Estimate of hazard ratio (and 95% confidence region) for different values of γ after multiple imputation. γ was set to 0 (random censoring) for all Highly Unlikely events. In this analysis, γ represents the log hazard of FoR at the time of censoring as compared to another (covariate-matched) individual that is not censored. The green line (HR) and region (95% CI) corresponds to the assumption that the hazard ratio of an FoR event was double for Possible events as compared to Unlikely events; the purple line (HR) and region (95% CI) corresponds to the assumption that the hazard ratio of an FoR event was ten times for Possible events as compared to Unlikely events

Discussion

In this paper, we have shown that cure proportions in both short and long regimens varied widely across alternative outcome definitions, but between-regimen differences did not. We have provided further evidence (albeit from post hoc analyses) suggesting that the hazard of failure or relapse (FoR) may be higher in the short regimen than in the long regimen. Further optimization of short DR-TB regimens to improve efficacy is urgently needed including dose optimization, the use of new drugs, and the use of alternative fluoroquinolones such as the novel delafloxacin [23] or gatifloxacin which, while unavailable now in many countries, has shown recent promise in MDR-TB observational cohorts [24]. These analyses highlight the importance of how loss to follow-up and other censoring are accounted for in analyses of clinical trial data.

These analyses of a new endpoint, time from randomization to a failure or relapse event (FoR), follow from a desire to better describe differences between regimens in terms of TB-specific efficacy while applying best practice for specification of estimands and analysis incorporating intercurrent events [25,26,27]. The standard survival Cox proportional hazards analysis, however, assumes that the chance of having a failure or relapse after a censoring event (had the event not occurred) is the same as for other participants in the study still in follow-up at that time point (the assumption of independent censoring [21]).
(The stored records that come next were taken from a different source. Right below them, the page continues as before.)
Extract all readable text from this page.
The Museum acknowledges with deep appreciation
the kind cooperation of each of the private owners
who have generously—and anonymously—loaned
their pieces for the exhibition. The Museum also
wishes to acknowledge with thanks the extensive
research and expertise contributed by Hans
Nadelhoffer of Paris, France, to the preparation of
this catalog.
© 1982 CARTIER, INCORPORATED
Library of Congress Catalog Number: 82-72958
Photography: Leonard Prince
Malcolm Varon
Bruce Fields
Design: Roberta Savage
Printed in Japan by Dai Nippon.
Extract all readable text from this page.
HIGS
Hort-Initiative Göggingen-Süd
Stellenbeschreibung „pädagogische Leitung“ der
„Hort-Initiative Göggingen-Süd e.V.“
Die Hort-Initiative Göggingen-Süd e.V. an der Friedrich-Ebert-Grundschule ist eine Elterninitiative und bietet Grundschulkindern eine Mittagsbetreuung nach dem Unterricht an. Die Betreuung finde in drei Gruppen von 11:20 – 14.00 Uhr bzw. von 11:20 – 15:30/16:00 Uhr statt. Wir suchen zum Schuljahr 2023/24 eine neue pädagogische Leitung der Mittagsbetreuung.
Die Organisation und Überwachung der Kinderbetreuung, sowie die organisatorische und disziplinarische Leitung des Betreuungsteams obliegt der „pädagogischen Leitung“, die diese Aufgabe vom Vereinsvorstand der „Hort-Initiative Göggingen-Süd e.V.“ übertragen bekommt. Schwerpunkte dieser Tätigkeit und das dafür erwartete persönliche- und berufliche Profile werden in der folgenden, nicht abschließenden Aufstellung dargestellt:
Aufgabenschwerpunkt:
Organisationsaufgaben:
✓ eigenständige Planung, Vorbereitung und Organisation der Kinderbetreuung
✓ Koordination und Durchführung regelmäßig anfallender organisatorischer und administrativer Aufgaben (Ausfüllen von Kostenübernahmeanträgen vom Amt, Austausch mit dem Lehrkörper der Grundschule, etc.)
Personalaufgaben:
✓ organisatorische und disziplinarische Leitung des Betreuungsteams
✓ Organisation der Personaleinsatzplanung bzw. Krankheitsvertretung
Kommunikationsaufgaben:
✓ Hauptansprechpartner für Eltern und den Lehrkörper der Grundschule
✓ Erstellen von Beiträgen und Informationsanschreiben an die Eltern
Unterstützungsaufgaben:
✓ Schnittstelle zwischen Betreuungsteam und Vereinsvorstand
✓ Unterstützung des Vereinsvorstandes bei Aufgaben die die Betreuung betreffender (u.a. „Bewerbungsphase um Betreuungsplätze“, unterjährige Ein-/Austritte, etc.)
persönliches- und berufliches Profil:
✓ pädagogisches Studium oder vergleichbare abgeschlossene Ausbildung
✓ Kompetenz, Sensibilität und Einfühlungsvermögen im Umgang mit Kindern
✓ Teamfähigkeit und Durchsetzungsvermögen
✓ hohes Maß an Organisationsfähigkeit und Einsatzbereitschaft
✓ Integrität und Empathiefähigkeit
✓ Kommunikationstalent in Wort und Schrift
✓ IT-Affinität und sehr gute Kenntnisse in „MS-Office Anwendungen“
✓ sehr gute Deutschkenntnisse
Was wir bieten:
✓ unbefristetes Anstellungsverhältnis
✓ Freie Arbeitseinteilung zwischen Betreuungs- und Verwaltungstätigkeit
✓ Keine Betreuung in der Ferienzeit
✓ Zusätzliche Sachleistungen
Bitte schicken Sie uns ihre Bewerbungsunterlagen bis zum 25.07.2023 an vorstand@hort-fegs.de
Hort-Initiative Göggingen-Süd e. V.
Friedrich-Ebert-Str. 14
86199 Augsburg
This is, however, unlikely to be a reasonable assumption since those considered Possible or Unlikely include a variety of types of events that might be early indicators of failure or relapse such as poor adherence or withdrawal of consent (Table 1), and therefore, sensitivity analyses are paramount.

In our first sensitivity analysis, we employed the causal inference methodology of inverse probability of censoring weighting (IPCW [20]) to upweight uncensored individuals by the inverse of their probability of experiencing a censoring event. These individual-level probabilities are calculated based on baseline and on-treatment factors that are likely to predict the occurrence of a censoring outcome. The hazard ratio was slightly lower in this analysis, but with wider confidence intervals. More work is needed to explore implementation of this methodology to TB trial data, as is being done for TB observational data [28].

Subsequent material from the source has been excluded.